Geschrieben am 5. Juni 2010 von für Crimemag, Hörbuch

Robert Bloch: Psycho

Der Nervenkitzler

Hitchcock mochte Robert Bloch nicht. Aber dass „Psycho” cooler Stoff ist, hatte der Großmeister schon gemerkt. Jörg von Bilavsky hat stundenlang CDs gehört …

Hitchcock in allen Ehren. Aber was Matthias Brandt an Spannung und Seelenpein aus dem Thriller „Psycho” herausliest, kann sich mehr als hören lassen. Hat es der Altmeister des Suspense vor allem auf die düstere Atmosphäre und den irren Blick von Norman Bates abgesehen, sucht der prominente Schauspieler in seiner Lesung die seelischen Abgründe aller Charaktere zu erkunden. Brandt schlüpft nicht nur in die Rollen, er scheint sie wirklich und wahrhaftig zu leben. Denn in Robert Blochs Klassiker steckt weitaus mehr Substanz, als die, die uns der legendäre Regisseur vor Augen geführt hat oder andeuten wollte. Während Hitchcock an der Oberfläche geblieben ist, taucht Brandt ganz tief in die Psyche der Protagonisten ein. Der vordergründige Horror verwandelt sich in einen existenziellen.

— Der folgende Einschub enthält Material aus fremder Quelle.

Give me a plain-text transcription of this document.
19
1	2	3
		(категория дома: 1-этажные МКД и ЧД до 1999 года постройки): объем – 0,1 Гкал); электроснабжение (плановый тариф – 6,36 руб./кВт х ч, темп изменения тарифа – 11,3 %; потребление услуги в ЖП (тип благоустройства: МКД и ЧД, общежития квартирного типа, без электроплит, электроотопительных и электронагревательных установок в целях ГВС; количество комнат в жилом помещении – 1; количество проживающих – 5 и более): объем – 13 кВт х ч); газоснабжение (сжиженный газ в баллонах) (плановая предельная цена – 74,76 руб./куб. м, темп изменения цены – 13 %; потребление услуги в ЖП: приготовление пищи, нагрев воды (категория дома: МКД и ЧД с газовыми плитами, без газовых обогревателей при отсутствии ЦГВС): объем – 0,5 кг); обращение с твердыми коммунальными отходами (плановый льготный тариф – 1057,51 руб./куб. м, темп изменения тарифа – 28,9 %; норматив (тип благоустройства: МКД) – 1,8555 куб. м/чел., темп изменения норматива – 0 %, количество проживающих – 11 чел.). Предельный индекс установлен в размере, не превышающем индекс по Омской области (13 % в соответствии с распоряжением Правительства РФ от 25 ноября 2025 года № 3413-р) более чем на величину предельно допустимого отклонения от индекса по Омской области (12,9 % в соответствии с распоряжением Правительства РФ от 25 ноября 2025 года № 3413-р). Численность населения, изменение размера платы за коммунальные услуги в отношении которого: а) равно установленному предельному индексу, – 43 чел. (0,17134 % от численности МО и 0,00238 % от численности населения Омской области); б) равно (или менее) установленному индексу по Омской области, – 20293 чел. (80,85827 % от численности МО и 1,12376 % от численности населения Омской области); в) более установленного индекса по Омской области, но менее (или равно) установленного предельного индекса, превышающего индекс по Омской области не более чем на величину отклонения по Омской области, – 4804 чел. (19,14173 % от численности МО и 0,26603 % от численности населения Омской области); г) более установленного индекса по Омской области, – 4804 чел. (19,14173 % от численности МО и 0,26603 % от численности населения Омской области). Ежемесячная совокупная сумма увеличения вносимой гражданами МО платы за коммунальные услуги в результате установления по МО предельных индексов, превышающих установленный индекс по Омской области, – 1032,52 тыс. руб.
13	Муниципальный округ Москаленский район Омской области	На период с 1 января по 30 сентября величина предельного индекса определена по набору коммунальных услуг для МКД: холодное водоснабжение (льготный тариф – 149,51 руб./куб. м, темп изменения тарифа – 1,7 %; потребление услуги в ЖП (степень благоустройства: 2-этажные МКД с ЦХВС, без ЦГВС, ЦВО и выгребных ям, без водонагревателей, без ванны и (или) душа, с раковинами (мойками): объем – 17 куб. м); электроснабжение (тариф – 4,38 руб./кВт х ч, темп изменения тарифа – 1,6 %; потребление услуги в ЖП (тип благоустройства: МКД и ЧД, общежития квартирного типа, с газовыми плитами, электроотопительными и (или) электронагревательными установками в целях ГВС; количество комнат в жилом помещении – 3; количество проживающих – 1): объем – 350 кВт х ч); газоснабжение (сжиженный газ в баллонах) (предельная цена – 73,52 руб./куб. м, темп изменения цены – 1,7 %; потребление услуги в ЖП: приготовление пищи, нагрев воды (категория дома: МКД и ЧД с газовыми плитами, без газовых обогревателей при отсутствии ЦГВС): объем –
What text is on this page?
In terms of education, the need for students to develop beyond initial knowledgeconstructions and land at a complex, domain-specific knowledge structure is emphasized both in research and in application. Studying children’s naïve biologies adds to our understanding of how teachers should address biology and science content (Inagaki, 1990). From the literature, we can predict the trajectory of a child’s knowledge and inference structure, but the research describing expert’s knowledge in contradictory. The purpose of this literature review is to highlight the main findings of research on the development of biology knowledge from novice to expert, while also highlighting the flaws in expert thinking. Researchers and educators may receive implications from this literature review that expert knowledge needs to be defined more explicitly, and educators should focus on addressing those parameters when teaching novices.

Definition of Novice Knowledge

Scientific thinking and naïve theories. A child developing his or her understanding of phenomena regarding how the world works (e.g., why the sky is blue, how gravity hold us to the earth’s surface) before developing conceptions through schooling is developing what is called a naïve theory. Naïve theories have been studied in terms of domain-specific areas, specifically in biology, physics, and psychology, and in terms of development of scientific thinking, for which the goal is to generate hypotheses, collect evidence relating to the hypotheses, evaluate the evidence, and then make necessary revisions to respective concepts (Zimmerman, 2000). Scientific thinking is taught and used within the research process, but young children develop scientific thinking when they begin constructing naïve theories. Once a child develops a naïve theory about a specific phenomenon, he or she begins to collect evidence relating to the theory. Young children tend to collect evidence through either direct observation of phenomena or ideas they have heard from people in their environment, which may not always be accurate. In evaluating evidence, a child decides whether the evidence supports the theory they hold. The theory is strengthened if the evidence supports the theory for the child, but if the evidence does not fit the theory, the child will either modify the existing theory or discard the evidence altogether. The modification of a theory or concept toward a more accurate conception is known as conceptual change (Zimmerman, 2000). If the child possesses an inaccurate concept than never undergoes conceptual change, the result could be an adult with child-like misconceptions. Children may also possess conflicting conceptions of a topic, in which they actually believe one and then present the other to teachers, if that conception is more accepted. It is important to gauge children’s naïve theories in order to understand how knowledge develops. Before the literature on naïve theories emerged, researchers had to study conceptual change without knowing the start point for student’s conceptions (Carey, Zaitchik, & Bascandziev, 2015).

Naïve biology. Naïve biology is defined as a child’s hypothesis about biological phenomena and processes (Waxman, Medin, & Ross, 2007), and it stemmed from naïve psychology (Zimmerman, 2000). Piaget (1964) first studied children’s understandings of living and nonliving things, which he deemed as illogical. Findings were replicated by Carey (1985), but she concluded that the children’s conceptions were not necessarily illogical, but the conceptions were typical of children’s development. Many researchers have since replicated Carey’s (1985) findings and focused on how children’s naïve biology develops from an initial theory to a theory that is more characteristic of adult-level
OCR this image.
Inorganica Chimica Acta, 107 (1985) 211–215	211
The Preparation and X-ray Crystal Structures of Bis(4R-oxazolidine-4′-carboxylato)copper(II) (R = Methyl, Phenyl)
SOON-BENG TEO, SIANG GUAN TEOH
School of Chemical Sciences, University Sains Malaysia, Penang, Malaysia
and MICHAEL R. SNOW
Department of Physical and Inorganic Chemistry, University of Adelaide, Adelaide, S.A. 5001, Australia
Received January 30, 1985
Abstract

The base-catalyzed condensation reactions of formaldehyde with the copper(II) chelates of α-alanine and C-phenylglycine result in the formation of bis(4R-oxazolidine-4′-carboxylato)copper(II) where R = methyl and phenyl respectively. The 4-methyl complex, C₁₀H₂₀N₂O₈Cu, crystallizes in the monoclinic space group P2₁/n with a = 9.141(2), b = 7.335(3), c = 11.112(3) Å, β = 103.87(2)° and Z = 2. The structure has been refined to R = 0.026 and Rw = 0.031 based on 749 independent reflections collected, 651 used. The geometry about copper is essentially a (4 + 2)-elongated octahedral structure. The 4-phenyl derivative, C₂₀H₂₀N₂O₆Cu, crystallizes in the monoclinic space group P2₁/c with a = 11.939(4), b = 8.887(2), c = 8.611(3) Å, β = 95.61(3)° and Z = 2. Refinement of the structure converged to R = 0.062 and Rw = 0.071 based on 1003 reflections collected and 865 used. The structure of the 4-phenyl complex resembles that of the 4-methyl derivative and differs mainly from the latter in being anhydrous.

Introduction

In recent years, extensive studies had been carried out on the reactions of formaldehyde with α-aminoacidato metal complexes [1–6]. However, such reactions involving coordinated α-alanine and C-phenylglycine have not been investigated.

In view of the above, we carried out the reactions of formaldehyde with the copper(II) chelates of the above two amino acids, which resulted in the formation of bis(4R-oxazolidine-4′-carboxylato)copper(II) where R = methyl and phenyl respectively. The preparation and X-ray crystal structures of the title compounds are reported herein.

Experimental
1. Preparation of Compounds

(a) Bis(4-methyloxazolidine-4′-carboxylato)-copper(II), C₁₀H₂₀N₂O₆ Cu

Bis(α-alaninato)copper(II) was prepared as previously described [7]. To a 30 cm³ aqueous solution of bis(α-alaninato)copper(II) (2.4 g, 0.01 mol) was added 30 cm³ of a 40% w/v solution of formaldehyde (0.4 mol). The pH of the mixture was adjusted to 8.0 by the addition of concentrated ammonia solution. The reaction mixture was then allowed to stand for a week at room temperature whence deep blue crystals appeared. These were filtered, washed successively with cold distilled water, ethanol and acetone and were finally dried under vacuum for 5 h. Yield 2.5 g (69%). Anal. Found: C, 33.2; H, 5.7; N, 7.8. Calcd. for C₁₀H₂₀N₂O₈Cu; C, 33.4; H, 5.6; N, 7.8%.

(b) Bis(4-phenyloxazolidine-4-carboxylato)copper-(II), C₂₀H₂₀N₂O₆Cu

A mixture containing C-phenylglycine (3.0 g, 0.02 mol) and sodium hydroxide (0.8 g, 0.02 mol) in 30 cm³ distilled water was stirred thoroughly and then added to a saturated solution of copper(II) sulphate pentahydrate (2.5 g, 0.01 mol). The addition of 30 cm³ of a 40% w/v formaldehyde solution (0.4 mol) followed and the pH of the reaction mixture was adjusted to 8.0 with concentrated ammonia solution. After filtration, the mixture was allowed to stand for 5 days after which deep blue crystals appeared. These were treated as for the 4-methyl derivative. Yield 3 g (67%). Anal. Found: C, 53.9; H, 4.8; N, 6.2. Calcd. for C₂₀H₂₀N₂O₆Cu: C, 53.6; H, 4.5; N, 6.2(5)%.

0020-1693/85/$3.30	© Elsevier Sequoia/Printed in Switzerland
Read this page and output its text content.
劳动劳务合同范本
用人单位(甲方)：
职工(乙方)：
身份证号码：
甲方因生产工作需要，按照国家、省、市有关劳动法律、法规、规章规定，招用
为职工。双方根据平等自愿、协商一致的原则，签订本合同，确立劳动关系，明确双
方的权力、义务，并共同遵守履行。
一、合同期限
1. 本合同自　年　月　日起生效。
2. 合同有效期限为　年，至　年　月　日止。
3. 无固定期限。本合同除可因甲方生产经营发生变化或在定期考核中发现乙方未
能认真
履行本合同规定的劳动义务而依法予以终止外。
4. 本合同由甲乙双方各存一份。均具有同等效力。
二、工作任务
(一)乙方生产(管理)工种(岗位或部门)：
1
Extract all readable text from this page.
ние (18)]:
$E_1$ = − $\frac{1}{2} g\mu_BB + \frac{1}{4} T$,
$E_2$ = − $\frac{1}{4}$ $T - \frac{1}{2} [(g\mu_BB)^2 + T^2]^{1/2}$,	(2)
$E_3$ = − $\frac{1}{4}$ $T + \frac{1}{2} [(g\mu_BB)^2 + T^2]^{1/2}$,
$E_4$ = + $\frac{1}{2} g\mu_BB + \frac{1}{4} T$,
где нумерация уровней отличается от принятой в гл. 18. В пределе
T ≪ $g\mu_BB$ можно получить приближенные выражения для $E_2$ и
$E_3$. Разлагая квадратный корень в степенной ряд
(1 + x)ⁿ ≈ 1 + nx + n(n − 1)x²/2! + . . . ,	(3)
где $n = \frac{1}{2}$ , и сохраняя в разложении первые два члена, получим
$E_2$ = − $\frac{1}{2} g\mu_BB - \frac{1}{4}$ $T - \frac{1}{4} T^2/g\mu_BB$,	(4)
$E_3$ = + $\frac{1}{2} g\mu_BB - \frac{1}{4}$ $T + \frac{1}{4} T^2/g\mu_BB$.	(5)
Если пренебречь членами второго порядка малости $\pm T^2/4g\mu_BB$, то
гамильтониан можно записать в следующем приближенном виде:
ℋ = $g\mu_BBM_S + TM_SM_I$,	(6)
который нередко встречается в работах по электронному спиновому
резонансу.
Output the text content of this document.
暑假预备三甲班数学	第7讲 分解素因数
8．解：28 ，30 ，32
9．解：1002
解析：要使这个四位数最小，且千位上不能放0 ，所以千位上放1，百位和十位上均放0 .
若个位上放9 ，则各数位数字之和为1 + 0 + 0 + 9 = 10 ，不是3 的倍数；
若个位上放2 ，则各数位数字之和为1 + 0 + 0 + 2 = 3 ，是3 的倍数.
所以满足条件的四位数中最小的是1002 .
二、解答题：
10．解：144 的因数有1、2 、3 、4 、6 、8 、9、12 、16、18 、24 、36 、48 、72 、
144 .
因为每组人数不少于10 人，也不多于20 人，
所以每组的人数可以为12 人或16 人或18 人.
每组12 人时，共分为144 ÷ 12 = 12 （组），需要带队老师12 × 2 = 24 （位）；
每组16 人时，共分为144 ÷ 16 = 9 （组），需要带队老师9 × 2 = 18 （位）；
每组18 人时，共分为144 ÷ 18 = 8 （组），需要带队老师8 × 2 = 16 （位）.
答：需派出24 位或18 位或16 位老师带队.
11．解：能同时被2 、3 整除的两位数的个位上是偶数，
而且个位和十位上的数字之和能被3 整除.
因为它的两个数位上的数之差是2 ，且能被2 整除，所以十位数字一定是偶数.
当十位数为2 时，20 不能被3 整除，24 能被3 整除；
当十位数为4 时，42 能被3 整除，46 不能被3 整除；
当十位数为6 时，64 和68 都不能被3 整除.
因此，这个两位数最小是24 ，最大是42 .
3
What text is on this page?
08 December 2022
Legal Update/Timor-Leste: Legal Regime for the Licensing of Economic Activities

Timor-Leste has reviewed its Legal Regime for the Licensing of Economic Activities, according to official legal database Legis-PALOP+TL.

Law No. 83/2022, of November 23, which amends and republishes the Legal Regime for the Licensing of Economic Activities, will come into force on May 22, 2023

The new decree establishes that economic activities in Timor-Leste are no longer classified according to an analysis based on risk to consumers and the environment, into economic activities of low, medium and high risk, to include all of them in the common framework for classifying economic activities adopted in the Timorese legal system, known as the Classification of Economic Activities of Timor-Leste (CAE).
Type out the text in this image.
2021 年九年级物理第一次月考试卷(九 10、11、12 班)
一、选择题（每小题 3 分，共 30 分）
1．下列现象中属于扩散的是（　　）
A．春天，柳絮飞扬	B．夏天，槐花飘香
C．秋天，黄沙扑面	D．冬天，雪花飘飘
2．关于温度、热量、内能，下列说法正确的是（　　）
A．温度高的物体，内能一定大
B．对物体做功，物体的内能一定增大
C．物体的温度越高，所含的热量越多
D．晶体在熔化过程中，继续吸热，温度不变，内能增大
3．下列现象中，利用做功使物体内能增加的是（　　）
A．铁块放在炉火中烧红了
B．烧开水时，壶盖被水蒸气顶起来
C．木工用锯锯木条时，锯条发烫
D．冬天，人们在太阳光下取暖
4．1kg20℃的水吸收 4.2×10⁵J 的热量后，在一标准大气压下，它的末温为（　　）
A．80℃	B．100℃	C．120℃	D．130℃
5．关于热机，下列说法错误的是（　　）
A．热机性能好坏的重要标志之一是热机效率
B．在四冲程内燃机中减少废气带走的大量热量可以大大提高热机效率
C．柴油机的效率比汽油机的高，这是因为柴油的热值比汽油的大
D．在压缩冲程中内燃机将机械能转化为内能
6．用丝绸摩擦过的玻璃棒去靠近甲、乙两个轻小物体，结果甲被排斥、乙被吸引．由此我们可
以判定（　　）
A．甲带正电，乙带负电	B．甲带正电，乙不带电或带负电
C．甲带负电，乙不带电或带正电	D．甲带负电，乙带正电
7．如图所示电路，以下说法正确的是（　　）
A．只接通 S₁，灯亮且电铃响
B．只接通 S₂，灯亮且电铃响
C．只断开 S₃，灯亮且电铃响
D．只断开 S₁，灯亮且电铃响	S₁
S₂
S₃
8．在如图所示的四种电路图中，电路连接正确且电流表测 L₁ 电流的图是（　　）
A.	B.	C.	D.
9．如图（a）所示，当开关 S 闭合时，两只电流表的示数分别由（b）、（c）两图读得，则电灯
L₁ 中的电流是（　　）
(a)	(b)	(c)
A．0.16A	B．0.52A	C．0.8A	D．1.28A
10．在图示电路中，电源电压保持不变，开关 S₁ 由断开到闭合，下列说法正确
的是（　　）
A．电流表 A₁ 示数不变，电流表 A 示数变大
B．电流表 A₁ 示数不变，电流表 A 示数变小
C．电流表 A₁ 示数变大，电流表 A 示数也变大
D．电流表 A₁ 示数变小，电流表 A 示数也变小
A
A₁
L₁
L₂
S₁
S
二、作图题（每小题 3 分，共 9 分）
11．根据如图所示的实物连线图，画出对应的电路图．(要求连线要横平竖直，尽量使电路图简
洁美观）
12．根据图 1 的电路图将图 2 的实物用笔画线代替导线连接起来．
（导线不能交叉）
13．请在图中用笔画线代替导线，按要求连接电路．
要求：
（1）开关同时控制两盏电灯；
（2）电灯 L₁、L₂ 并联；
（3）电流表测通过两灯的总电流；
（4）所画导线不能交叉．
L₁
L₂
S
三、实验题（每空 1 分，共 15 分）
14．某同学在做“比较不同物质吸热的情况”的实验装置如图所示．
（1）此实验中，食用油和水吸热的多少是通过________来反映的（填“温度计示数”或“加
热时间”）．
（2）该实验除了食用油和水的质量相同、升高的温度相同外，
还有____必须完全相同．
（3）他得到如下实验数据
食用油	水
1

Insofern ehrt der vom NDR produzierte und ausgestrahlte Vortrag nicht Hitchcock zu seinem 30. Todestag, sondern den längst in Vergessenheit geratenen Horror- und Fantasy-Autor Robert Bloch. Bekannt ist sein Name nur durch die Verfilmung geworden. Die literarische Vorlage kennt heute kaum noch jemand. Obgleich das Original es wirklich verdient. Denn hier wird nicht nur die tragische Geschichte der Sekretärin Marion Crane erzählt, die 40.000 Dollar veruntreut und sich aus dem Staube macht, um zu ihrem Verlobten nach Farewell aufzubrechen. Dann aber das Pech hat, kurz vorm Ziel in dem Motel von Norman Bates und seiner alten Mutter zu landen, in dem sie unter der Dusche mit mehreren Messerstichen hingerichtet wird. Die Geschichte dreht sich in Wirklichkeit auch nicht um die wahnwitzige Vertuschung des Mordes oder die schaurige Entlarvung des wahren Täters. Bloch geht es um seelische Verwundungen seiner gescheiterten Existenzen.

We love Norman B.

Mit variationsreichen Stimm-Modulationen erweckt Brandt die lebenshungrige Marion ebenso zum Leben wie den von Eifersucht und Rache zerfressenen Norman Bates. Mit geschickt gesetzten Pausen vermag er die Spannung immer auf einem hohen Level zu halten. Am schärfsten aber bildet er die Psyche von Norman Bates ab. Mal mit dem rastlosen Timbre eines Getriebenen und Gehetzten. Ein anderes Mal fängt er die vermeintliche Selbstsicherheit des jungen Motelbesitzers mit einem leicht nervösen und überheblichen Tonfall ein. Brandts einfühlsame Interpretation verstärkt die analytische Präzision, die in den inneren Monologen von Bates stecken und von Hitchcock kaum sichtbar gemacht worden sind. Auch die sozialkritischen Motive, die Marion Crane erst zur Diebin gemacht haben, sind in der Verfilmung nicht erkennbar.

So sehr beim Hören auch die berühmt-berüchtigten Bilder des Hitchcock-Klassikers aufscheinen mögen, die Lesung von Brandt besitzt eine ganz eigene Faszination. Sie geht nicht von geheimnisumwobenen Müttern oder schreckgeweiteten Augen aus. Sie fußt auf dem Nervenkitzel, der allein in den psychologisch raffinierten Texten von Robert Bloch steckt. Matthias Brandt lässt dabei nicht nur die Nerven von Bates, sondern auch die seiner Zuhörer vibrieren.

Jörg von Bilavsky

Robert Bloch: Psycho. Komplettlesung von Matthias Brandt. Der Audio Verlag 2010. 5 CDs. Ca. 344 Minuten. 19,99 Euro.